You may have noticed that options in the meat aisle are increasing. There are plenty of organic, free-range, and now grass-fed meats and poultry. It's essential to understand the labels to know what you are buying exactly. It's not easy to get the USDA Organic certification; however, organic does not mean grass-fed. Also, there is no guarantee that beef labeled grass-fed means that the animal never ate grain. Many cattle ranchers feed young cattle grass for some time before moving them to feedlots prior to slaughter.

True grass-fed and finished meat is only kept on open pasture grazing on grass and other forage. There is a premium to purchasing this meat, so it's recommended you get familiar with the farmer and learn about his processes before purchasing. Learn how a local DeKalb, IL family farm sustainably raises grass-finished beef.

Grass-finished beef also has the health benefits of being less fatty and higher in Omega-3s. Many consider it a heart-healthy option.

Plant-based meat

Impossible Meat and Beyond Meat, plant-based meat products, are in our grocery stores and restaurants. What do we know about them? They generally appeal to people who eat meat but are concerned about the environmental consequences of eating meat.
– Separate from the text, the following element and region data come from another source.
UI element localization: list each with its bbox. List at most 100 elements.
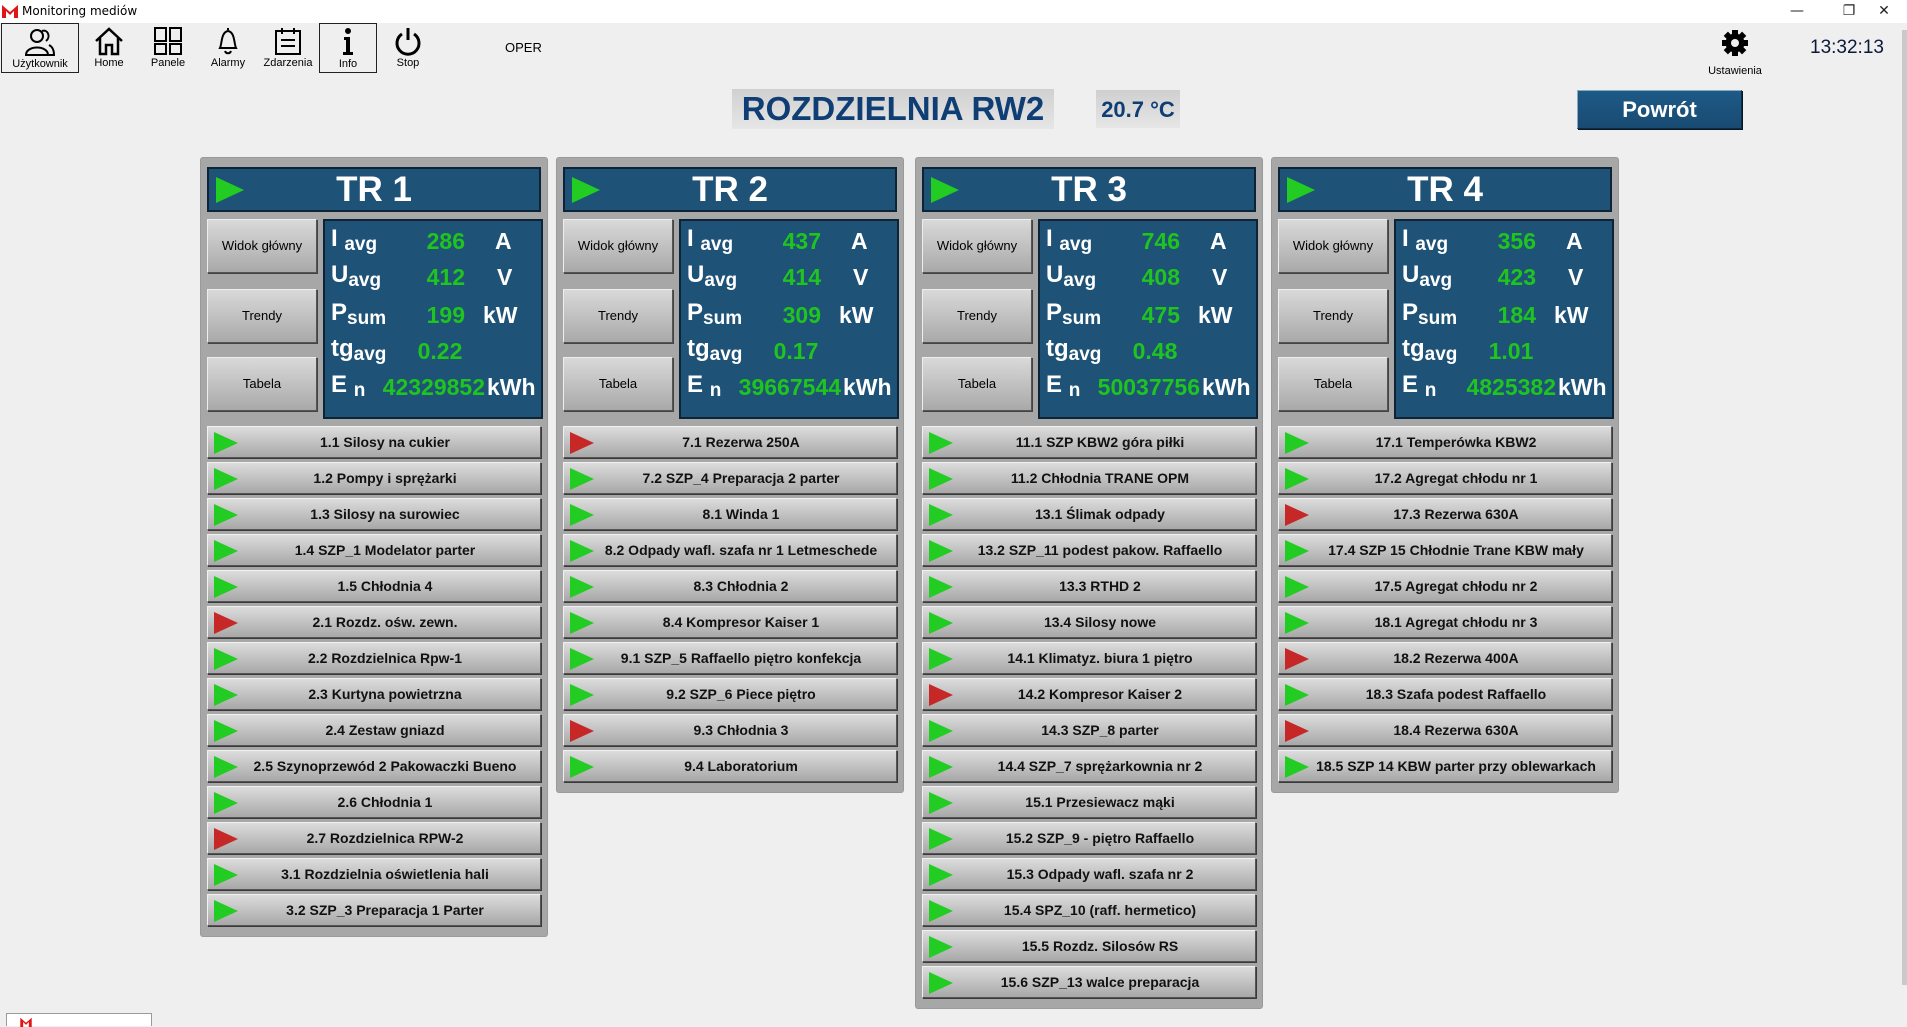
current-symbol: I avg (687, 225, 734, 255)
home-button[interactable]: Home (80, 23, 138, 73)
transformer-name: TR 1 (336, 170, 412, 209)
trends-button[interactable]: Trendy (1278, 289, 1388, 343)
circuit-button[interactable]: 9.3 Chłodnia 3 (563, 714, 897, 746)
stop-label: Stop (396, 57, 420, 69)
circuit-button[interactable]: 2.5 Szynoprzewód 2 Pakowaczki Bueno (207, 750, 541, 782)
circuit-button[interactable]: 15.1 Przesiewacz mąki (922, 786, 1256, 818)
circuit-label: 14.4 SZP_7 sprężarkownia nr 2 (997, 758, 1203, 774)
circuit-button[interactable]: 18.1 Agregat chłodu nr 3 (1278, 606, 1612, 638)
settings-button[interactable]: Ustawienia (1700, 28, 1770, 77)
power-unit: kW (483, 302, 518, 328)
circuit-button[interactable]: 13.1 Ślimak odpady (922, 498, 1256, 530)
circuit-button[interactable]: 13.4 Silosy nowe (922, 606, 1256, 638)
circuit-button[interactable]: 14.1 Klimatyz. biura 1 piętro (922, 642, 1256, 674)
circuit-button[interactable]: 18.2 Rezerwa 400A (1278, 642, 1612, 674)
circuit-button[interactable]: 8.4 Kompresor Kaiser 1 (563, 606, 897, 638)
back-button[interactable]: Powrót (1577, 90, 1742, 129)
panels-button[interactable]: Panele (139, 23, 197, 73)
circuit-button[interactable]: 9.2 SZP_6 Piece piętro (563, 678, 897, 710)
table-button[interactable]: Tabela (1278, 357, 1388, 411)
circuit-label: 17.3 Rezerwa 630A (1393, 506, 1519, 522)
circuit-label: 18.5 SZP 14 KBW parter przy oblewarkach (1316, 758, 1596, 774)
circuit-button[interactable]: 2.1 Rozdz. ośw. zewn. (207, 606, 541, 638)
circuit-button[interactable]: 14.2 Kompresor Kaiser 2 (922, 678, 1256, 710)
table-button[interactable]: Tabela (207, 357, 317, 411)
circuit-button[interactable]: 2.4 Zestaw gniazd (207, 714, 541, 746)
status-ok-triangle-icon (929, 576, 953, 598)
circuit-button[interactable]: 1.1 Silosy na cukier (207, 426, 541, 458)
status-ok-triangle-icon (214, 864, 238, 886)
tg-value: 0.48 (1132, 338, 1178, 364)
info-button[interactable]: Info (319, 23, 377, 73)
circuit-button[interactable]: 1.2 Pompy i sprężarki (207, 462, 541, 494)
circuit-button[interactable]: 2.7 Rozdzielnica RPW-2 (207, 822, 541, 854)
circuit-button[interactable]: 18.3 Szafa podest Raffaello (1278, 678, 1612, 710)
circuit-button[interactable]: 17.5 Agregat chłodu nr 2 (1278, 570, 1612, 602)
alarms-button[interactable]: Alarmy (199, 23, 257, 73)
main-view-button[interactable]: Widok główny (922, 219, 1032, 273)
tg-symbol: tgavg (687, 335, 743, 365)
circuit-button[interactable]: 18.4 Rezerwa 630A (1278, 714, 1612, 746)
energy-row: E n 39667544 kWh (681, 367, 897, 403)
circuit-button[interactable]: 3.2 SZP_3 Preparacja 1 Parter (207, 894, 541, 926)
circuit-button[interactable]: 13.3 RTHD 2 (922, 570, 1256, 602)
circuit-button[interactable]: 9.1 SZP_5 Raffaello piętro konfekcja (563, 642, 897, 674)
circuit-button[interactable]: 1.4 SZP_1 Modelator parter (207, 534, 541, 566)
circuit-button[interactable]: 15.5 Rozdz. Silosów RS (922, 930, 1256, 962)
circuit-button[interactable]: 2.3 Kurtyna powietrzna (207, 678, 541, 710)
transformer-header[interactable]: TR 2 (563, 167, 897, 212)
user-button[interactable]: Użytkownik (1, 23, 79, 73)
stop-button[interactable]: Stop (379, 23, 437, 73)
circuit-button[interactable]: 13.2 SZP_11 podest pakow. Raffaello (922, 534, 1256, 566)
minimize-button[interactable]: — (1774, 0, 1820, 23)
circuit-label: 2.6 Chłodnia 1 (337, 794, 433, 810)
transformer-header[interactable]: TR 3 (922, 167, 1256, 212)
circuit-button[interactable]: 18.5 SZP 14 KBW parter przy oblewarkach (1278, 750, 1612, 782)
trends-button[interactable]: Trendy (207, 289, 317, 343)
circuit-button[interactable]: 8.2 Odpady wafl. szafa nr 1 Letmeschede (563, 534, 897, 566)
circuit-label: 11.1 SZP KBW2 góra piłki (1015, 434, 1185, 450)
table-button[interactable]: Tabela (563, 357, 673, 411)
circuit-button[interactable]: 3.1 Rozdzielnia oświetlenia hali (207, 858, 541, 890)
circuit-button[interactable]: 8.3 Chłodnia 2 (563, 570, 897, 602)
circuit-label: 9.3 Chłodnia 3 (693, 722, 789, 738)
circuit-button[interactable]: 2.2 Rozdzielnica Rpw-1 (207, 642, 541, 674)
circuit-button[interactable]: 8.1 Winda 1 (563, 498, 897, 530)
circuit-button[interactable]: 1.3 Silosy na surowiec (207, 498, 541, 530)
circuit-button[interactable]: 9.4 Laboratorium (563, 750, 897, 782)
circuit-button[interactable]: 17.1 Temperówka KBW2 (1278, 426, 1612, 458)
main-view-button[interactable]: Widok główny (563, 219, 673, 273)
status-ok-triangle-icon (214, 576, 238, 598)
circuit-button[interactable]: 7.1 Rezerwa 250A (563, 426, 897, 458)
circuit-button[interactable]: 15.4 SPZ_10 (raff. hermetico) (922, 894, 1256, 926)
power-row: Psum 309 kW (681, 295, 897, 331)
circuit-button[interactable]: 15.3 Odpady wafl. szafa nr 2 (922, 858, 1256, 890)
circuit-button[interactable]: 14.3 SZP_8 parter (922, 714, 1256, 746)
circuit-button[interactable]: 17.2 Agregat chłodu nr 1 (1278, 462, 1612, 494)
circuit-button[interactable]: 14.4 SZP_7 sprężarkownia nr 2 (922, 750, 1256, 782)
circuit-button[interactable]: 17.3 Rezerwa 630A (1278, 498, 1612, 530)
transformer-header[interactable]: TR 1 (207, 167, 541, 212)
status-ok-triangle-icon (214, 432, 238, 454)
circuit-button[interactable]: 17.4 SZP 15 Chłodnie Trane KBW mały (1278, 534, 1612, 566)
power-symbol: Psum (687, 299, 743, 329)
circuit-button[interactable]: 2.6 Chłodnia 1 (207, 786, 541, 818)
circuit-button[interactable]: 7.2 SZP_4 Preparacja 2 parter (563, 462, 897, 494)
measurements-panel: I avg 746 A Uavg 408 V Psum 475 kW tgavg… (1038, 219, 1258, 419)
trends-button[interactable]: Trendy (563, 289, 673, 343)
trends-button[interactable]: Trendy (922, 289, 1032, 343)
transformer-panel-2: TR 2 Widok główny Trendy Tabela I avg 43… (556, 157, 904, 793)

Beyond Meat gets its protein from plant sources, including peas, mung beans, fava beans, and brown rice. The Impossible Burger gets its protein from soybeans and the meat-like flavor from heme. Heme is an iron-containing compound also found in meat. In the Impossible Burger, the heme is soy-based and comes from yeast fermentation. Both products also include coconut oil, beets, potatoes, and a variety of additives.

By some estimates, the sales of plant-based meats went from $118 million in 2017 to $7 billion in 2020. However, the question remains whether plant-based meat is healthy, and not all health experts are eager to embrace them. Both brands mentioned here are highly processed and are high in both sodium and saturated fats. Impossible Meat products contain GMOs in the soy.

Another hurdle they face is Big Ag and the meat lobby. Both are very powerful when it comes to protecting their revenue. However, plant-based meat companies are also looking into creating substitutes for poultry, fish, and seafood.

Cultured meat

Cultured meat may be a thing in the future. Simply stated, it is meat cultivated or grown in a lab using animal stem cells. The idea originated in 2013, and the Good Food Institute indicates there are now 60 companies across six continents hoping to produce cultured meat products. Despite more than $450 million in investments, no products have made it to market in the US at this point.

Research and development are sure to continue on cultured meat because it doesn't require land or as much water to produce. It will be produced without antibiotics and likely will not carry bacteria that cause food-borne illnesses.

We don't know exactly what the future of meat looks like, but it's likely to be very different from what we know today.